M. Gélinas: Il faut croire que c'est plus facile de vivre à Montréal qu'ailleurs au Québec. Comme Montréal est une grande ville, l'ostracisation est moins présente et les services plus spécialisés reliés au VIH/sida sont plus accessibles. La Coalition fait un effort important pour que tous les gens atteints du sida qui vivent au Québec aient accès à ces choses. Étant en région, dans une petite ville des Bois-Francs, je sais que partout au Québec, il y a des gens qui vivent avec la séropositivité, avec le sida. Cela touche un ensemble d'éléments de santé et d'ordre social. On sait que c'est encore la communauté homosexuelle qui est la plus durement touchée, avec 70 à 75 p. 100 de personnes atteintes du sida. Revenir dans son milieu d'origine après 10 ou 15 ans, ce n'est pas toujours facile!
[Traduction]
Mme Bridgman: En ce qui a trait à Montréal, je me demandais plutôt si les Canadiens qui vivent avec le sida viennent d'ailleurs au Canada pour s'y installer parce qu'il est plus facile de vivre avec le sida à Montréal qu'ailleurs.
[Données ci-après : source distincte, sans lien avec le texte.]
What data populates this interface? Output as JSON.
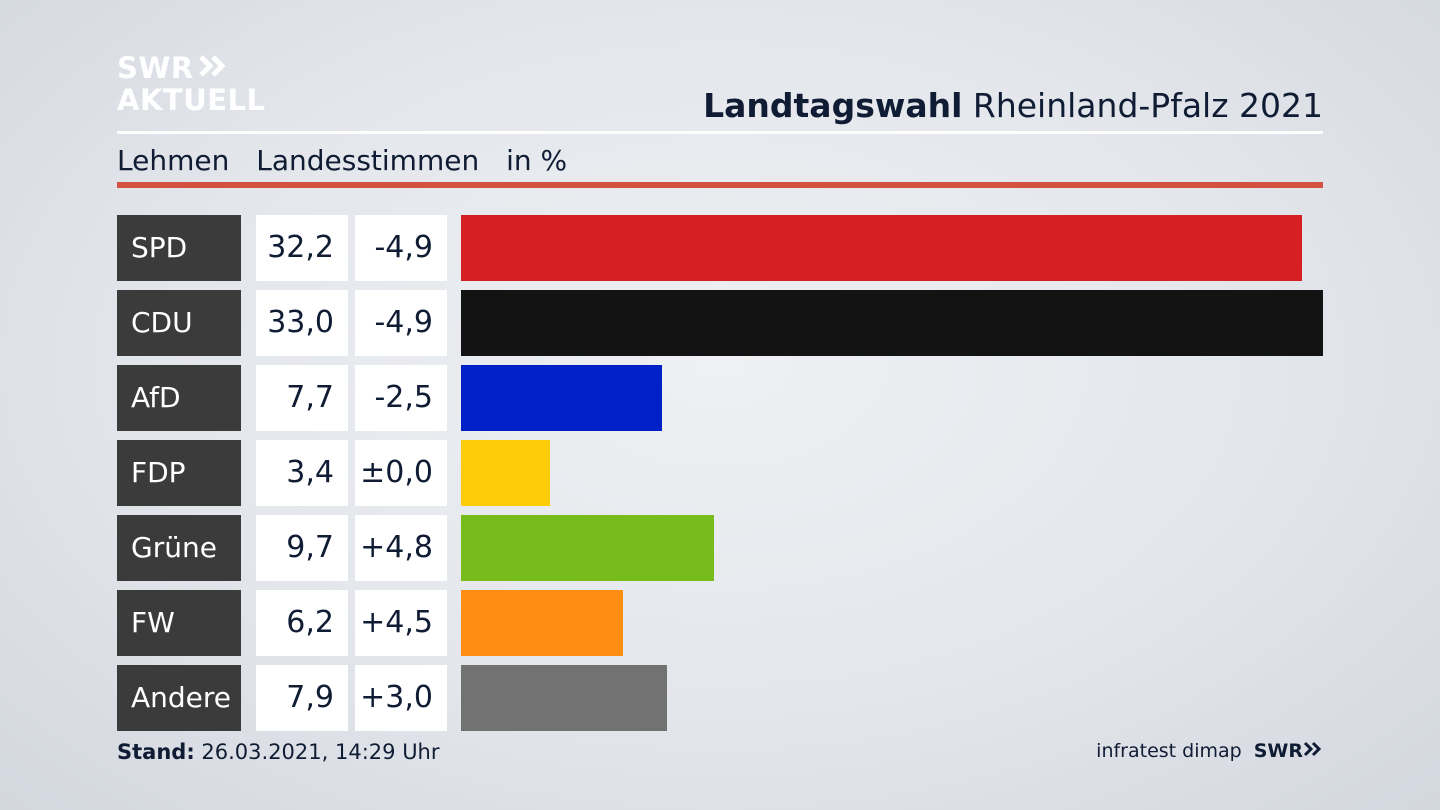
{
  "header": {
    "logo_line1": "SWR",
    "logo_line2": "AKTUELL",
    "title_bold": "Landtagswahl",
    "title_rest": "Rheinland-Pfalz 2021"
  },
  "subtitle": {
    "location": "Lehmen",
    "vote_type": "Landesstimmen",
    "unit": "in %"
  },
  "footer": {
    "stand_label": "Stand:",
    "stand_value": "26.03.2021, 14:29 Uhr",
    "source": "infratest dimap",
    "brand": "SWR"
  },
  "colors": {
    "accent_rule": "#d2523f",
    "party_label_bg": "#3b3b3b"
  },
  "chart_data": {
    "type": "bar",
    "orientation": "horizontal",
    "xlim": [
      0,
      33.0
    ],
    "categories": [
      "SPD",
      "CDU",
      "AfD",
      "FDP",
      "Grüne",
      "FW",
      "Andere"
    ],
    "values": [
      32.2,
      33.0,
      7.7,
      3.4,
      9.7,
      6.2,
      7.9
    ],
    "value_labels": [
      "32,2",
      "33,0",
      "7,7",
      "3,4",
      "9,7",
      "6,2",
      "7,9"
    ],
    "change_labels": [
      "-4,9",
      "-4,9",
      "-2,5",
      "±0,0",
      "+4,8",
      "+4,5",
      "+3,0"
    ],
    "changes": [
      -4.9,
      -4.9,
      -2.5,
      0.0,
      4.8,
      4.5,
      3.0
    ],
    "colors": [
      "#d51f20",
      "#131313",
      "#0021c8",
      "#fdcc0a",
      "#78bc1b",
      "#fe8d14",
      "#727272"
    ]
  }
}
Je songeais aussi à la discrimination; est-ce qu'on en tient compte?
Vous avez fait allusion auparavant à un programme de sensibilisation et je me demandais...
Mme Pinault: La réalité, c'est que les médecins sont concentrés dans l'une des trois villes les plus durement touchées. Nous avons de bons médecins qui fournissent de bons services.
Mme Bridgman: Merci beaucoup.
[Français]
M. Gélinas: On sait aussi que d'autres Canadiens viennent s'établir à Montréal. Je n'y ai pas participé moi-même, mais il y a eu une rencontre nationale dans les Prairies, où les hommes homosexuels sont vraiment victimes de discrimination. On sait que plusieurs hommes atteints du sida quitent cette région pour venir s'établir à Montréal. Même s'ils tombent dans un milieu où leurs proches sont loin, ils préfèrent encore cet isolement-là à l'homophobie, à l'ostracisme qu'ils vivent chez eux.
M. Malenfant: Dernièrement, en Estrie, on faisait un sondage auprès des médecins pour savoir s'ils acceptaient de suivre les personnes séropositives ou des enfants ayant le sida, et 60 p. 100 des médecins de la région ont dit ne pas accepter la clientèle séropositive, parce qu'ils ne voulaient être placés sur aucune liste et ne voulaient faire aucun suivi auprès de ces personnes. Pour les dentistes, c'était la même chose.
Dans les régions, il faut sensibiliser non seulement la population, mais aussi tout le personnel soignant dans les hôpitaux, dans les cliniques privées, dans les CLSC. Dans certains CLSC, tant et aussi longtemps qu'on a pas eu un cas, on a beaucoup de difficulté à s'apprivoiser. Il y a toujours un «non» catégorique au départ.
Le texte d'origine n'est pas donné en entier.